There are two categories of eligible recipients:
If you are interested in donating miles from a participating airline, Click here for more information from the Fisher House – Hero Mile web site.
Correction to my last blog: In my last blog post, I mentioned that Navy Corpsman Doc Hanson came to visit Sam and Erin. I also mentioned erroneously that Doc Hanson was the first person to give Sam medical treatment and probably saved his life. It was actually Doc Couhie who treated Sam who was in the second vehicle that was hit by an IED. Doc Hanson was treating the Marines in the first vehicle.
Sam’s medical status:
Monday December 3rd, 2007: Sam didn’t have pink eye as was suspected yesterday; it was more of a sweat gland issue. He still is getting a fever towards the evening hours, but they believe it has to do the the TBI more than anything else. Erin was joking yesterday that every time she leaves the room Sam’s temperature seems to go up. Not sure what to make of that.
Even though Erin said Sam is having pain issues with his backside, the therapist are going to try to get Sam up and out of bed in some form or fashion today. Erin said Sam wants to try to get out of bed, so that is a good sign. He’s still having headache issues in the late afternoon and evening, but I’m sure that is also a part of the TBI fallout.
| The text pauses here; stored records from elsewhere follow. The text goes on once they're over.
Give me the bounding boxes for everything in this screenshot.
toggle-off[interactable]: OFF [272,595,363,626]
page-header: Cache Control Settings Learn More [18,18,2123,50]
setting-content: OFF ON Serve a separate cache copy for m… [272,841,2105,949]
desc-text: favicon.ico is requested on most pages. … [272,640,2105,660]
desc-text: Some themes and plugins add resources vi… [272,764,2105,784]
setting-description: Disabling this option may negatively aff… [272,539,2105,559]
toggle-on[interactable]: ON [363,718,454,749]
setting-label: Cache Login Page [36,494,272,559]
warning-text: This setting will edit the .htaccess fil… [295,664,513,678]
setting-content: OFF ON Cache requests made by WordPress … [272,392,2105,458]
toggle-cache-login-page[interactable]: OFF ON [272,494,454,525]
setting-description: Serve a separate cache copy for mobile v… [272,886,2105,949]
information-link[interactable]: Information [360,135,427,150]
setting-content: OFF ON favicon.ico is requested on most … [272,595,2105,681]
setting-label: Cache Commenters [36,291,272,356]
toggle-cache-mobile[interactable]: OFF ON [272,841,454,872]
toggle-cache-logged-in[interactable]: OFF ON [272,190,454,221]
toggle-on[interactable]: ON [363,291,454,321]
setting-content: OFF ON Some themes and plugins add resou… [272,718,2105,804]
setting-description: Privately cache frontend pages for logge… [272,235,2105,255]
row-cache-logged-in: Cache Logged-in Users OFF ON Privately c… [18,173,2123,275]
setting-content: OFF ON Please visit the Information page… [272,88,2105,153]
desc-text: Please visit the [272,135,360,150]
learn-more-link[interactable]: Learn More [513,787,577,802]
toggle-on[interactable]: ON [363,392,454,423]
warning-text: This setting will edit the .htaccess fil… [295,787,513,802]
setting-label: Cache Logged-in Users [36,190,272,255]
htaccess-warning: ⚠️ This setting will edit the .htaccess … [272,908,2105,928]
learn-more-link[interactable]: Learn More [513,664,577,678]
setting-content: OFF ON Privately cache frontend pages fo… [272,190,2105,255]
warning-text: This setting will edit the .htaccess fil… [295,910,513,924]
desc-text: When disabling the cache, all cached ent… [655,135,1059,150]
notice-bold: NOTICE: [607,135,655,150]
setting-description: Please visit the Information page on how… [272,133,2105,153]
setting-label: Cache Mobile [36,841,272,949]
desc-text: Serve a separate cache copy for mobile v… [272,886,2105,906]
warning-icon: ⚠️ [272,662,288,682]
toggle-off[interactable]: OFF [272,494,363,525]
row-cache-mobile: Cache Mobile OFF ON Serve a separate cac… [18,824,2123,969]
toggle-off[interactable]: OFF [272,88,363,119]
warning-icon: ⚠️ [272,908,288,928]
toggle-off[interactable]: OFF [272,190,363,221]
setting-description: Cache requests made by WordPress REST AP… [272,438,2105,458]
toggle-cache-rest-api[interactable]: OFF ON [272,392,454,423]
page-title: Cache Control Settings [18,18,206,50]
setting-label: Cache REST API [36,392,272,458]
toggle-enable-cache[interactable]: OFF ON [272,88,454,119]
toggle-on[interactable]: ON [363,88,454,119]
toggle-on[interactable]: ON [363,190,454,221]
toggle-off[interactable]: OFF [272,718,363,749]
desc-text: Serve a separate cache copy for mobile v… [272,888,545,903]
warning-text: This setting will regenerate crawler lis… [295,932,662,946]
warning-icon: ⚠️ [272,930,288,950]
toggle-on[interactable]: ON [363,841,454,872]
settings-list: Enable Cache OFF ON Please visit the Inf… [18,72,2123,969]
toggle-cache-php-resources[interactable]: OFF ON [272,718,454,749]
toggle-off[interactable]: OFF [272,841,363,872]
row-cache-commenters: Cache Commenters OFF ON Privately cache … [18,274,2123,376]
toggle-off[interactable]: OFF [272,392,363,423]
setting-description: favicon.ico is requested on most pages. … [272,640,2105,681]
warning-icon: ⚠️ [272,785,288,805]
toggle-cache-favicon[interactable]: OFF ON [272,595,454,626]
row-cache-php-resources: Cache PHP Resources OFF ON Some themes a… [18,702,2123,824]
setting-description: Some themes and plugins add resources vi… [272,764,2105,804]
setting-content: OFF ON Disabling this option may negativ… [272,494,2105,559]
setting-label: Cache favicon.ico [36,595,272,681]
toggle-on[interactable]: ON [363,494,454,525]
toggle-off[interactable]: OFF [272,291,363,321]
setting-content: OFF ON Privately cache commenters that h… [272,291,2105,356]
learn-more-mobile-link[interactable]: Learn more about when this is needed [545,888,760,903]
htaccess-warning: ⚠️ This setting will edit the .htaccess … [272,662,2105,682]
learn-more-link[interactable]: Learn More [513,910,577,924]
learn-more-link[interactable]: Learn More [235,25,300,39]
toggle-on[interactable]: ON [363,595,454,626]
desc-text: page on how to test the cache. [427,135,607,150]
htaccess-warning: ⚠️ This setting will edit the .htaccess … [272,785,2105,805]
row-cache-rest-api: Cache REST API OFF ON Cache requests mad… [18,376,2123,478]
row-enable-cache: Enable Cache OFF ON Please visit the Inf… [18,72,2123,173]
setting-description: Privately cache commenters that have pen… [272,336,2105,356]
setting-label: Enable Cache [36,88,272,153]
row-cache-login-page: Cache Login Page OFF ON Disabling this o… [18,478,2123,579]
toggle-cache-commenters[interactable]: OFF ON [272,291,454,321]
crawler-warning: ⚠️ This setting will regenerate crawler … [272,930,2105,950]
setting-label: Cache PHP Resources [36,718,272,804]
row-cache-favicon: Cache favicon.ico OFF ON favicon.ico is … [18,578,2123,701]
As part of the TBI protocol in the polytrauma unit at the VA hospital, the therapist have been giving Sam some type of assessment test (Erin doesn’t know the name, but it’s not the GRS or CRS test that I have described in past blog entries) and Erin said Sam is actually scoring at a higher level than can be scored…or giving responses that are more sophisticated than can be scored on the test. I’ll ask Erin to find the actual name of the test.
Erin continues to make more paper cut-outs of various things like fruit and other objects and playing matching games with Sam to ensure his cognitive skills continue to improve. She was just thinking about getting one of those magnetic boards with letters to see if Sam might be able to spell words. The current alphabet board is a little difficult for Sam to use because his right hand gets the shakes pretty bad while he is trying to point to various letters.
Sunday December 2nd, 2007: Sam’s had a fever of around 100 the last two days. He may have pink eye. Working with the alphabet board, Sam spelled out the names “Dad” (his father, Eric, was in the room) and then “Nichols”. Erin (who came up to Sacramento on Saturday for her birthday) asked Sam if he remembered that she was not there yesterday and Sam indicated that he did remember her not being there and also that he remembered that she came to visit him later in the evening when she returned. The reason I mention and continue to mention things like this, is because they are very good signs that he is remembering things from day to day; a very good sign for someone with severe TBI.
Saturday December 1st, 2007: Today Erin took off her Dr. Erin hat and came up to Sacramento to celebrate her birthday with the family.
“There are only two ways to live your life. One is as though nothing is a miracle. The other is as though everything is a miracle.”